Estrogen receptor α emerged as a well validated therapeutic target of breast cancer for decades. However, approximately 50% of patients who initially responding to standard-of-care (SoC), such as undergo therapy of Tamoxifen, generally inevitably progress to an endocrine-resistance ER+ phenotype. Recently, selective estrogen receptor covalent antagonists (SERCAs) targeted to ERα have been demonstrated as a therapeutic alternative. In the present study, series of novel 6-OH-benzothiophene (BT) derivatives targeting ERα and deriving from Raloxifene were designed, synthesized, and biologically evaluated as covalent antagonists. Driven by the antiproliferative efficacy in ER+ breast cancer cells, our chemical optimization finally led to compound 19d that with potent antagonistic activity in ER+ tumor cells while without agonistic activity in endometrial cells. Moreover, the docking simulation was carried out to elucidate the binding mode, revealing 19d as an antagonist and covalently binding to the cysteine residue at the 530 position of ER helix H11.
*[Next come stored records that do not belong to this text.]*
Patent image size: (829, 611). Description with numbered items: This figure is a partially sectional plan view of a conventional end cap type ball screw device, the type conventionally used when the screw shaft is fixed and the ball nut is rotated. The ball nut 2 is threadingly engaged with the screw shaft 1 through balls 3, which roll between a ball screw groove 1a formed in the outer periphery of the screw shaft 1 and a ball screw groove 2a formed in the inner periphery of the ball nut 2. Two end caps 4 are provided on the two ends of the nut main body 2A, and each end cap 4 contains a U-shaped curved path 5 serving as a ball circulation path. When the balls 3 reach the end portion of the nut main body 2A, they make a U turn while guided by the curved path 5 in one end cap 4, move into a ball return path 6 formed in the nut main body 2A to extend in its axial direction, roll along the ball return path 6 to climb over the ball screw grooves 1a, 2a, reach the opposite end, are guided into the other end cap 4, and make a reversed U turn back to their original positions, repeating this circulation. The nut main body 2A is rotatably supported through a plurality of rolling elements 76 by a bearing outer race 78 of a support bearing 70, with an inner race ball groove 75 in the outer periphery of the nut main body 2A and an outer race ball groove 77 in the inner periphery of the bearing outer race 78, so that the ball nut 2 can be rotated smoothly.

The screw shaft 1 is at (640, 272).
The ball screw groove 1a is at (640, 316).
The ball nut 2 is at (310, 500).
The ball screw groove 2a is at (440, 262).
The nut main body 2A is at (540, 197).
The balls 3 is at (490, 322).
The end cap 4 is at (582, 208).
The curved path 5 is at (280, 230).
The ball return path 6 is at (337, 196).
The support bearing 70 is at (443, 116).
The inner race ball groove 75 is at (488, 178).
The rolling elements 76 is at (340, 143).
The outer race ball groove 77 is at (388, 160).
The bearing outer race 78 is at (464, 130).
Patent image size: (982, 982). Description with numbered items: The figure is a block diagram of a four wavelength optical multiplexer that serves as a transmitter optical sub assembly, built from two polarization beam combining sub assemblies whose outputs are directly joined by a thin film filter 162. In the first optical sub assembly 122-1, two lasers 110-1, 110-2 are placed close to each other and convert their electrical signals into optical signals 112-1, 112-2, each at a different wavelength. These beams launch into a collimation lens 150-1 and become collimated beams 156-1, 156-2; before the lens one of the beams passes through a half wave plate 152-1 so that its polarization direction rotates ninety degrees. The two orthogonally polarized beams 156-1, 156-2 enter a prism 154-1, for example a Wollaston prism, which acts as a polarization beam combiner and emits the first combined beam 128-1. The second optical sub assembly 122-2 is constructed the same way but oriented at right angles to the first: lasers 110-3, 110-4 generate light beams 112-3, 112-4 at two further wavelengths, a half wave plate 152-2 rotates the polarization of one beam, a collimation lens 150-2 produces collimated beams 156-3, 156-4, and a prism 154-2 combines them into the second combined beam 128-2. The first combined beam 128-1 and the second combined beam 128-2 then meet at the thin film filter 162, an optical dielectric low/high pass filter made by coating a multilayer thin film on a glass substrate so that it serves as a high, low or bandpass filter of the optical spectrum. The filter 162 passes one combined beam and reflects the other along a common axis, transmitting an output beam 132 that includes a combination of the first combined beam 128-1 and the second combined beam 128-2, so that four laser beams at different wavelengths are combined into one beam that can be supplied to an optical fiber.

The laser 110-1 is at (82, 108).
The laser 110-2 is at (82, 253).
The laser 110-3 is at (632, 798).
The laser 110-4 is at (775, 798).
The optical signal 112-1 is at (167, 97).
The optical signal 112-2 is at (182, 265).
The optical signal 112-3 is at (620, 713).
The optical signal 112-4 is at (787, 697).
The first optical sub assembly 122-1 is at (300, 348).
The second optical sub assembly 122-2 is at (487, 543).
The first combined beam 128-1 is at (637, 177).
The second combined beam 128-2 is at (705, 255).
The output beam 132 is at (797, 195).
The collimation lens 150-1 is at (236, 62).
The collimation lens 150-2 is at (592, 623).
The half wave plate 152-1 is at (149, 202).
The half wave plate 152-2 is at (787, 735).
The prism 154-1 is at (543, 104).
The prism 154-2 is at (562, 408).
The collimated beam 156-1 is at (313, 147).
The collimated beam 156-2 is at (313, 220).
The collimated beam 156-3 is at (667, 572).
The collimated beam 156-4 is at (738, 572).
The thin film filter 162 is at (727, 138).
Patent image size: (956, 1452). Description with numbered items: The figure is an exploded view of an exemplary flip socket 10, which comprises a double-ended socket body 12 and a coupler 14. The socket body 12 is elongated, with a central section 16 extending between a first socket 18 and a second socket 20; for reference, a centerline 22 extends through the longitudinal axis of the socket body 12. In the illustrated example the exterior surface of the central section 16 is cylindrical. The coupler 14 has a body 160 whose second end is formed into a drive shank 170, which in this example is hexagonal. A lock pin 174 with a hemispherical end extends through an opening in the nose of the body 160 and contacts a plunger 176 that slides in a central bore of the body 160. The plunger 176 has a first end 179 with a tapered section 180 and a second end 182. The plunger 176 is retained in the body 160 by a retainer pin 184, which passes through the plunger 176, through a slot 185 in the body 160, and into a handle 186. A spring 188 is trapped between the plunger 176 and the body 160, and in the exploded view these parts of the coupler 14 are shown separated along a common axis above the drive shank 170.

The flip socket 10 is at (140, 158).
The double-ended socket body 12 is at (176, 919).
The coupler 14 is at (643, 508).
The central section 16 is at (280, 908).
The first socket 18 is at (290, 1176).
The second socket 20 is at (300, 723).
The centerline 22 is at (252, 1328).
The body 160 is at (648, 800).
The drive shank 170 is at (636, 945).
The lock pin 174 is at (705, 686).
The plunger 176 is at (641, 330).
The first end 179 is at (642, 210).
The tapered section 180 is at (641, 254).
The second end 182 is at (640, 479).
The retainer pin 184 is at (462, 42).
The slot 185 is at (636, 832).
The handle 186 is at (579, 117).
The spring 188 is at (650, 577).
几十年来，雌激素受体 α 一直是乳腺癌的有效治疗靶点。然而，大约 50% 最初对标准护理 (SoC) 有反应的患者，例如接受他莫昔芬治疗，通常不可避免地会发展为内分泌抗性 ER+ 表型。最近，靶向 ERα 的选择性雌激素受体共价拮抗剂 (SERCA) 已被证明是一种治疗选择。在本研究中，一系列新型 6-OH-苯并噻吩 (BT) 衍生物靶向 ERα 并衍生自雷洛昔芬，被设计、合成和生物学评估为共价拮抗剂。在 ER+ 乳腺癌细胞的抗增殖功效的推动下，我们的化学优化最终导致化合物19d在 ER+ 肿瘤细胞中具有强效拮抗活性，而在子宫内膜细胞中没有激动活性。此外，进行对接模拟以阐明结合模式，揭示19d作为拮抗剂并与ER螺旋H11的530位的半胱氨酸残基共价结合。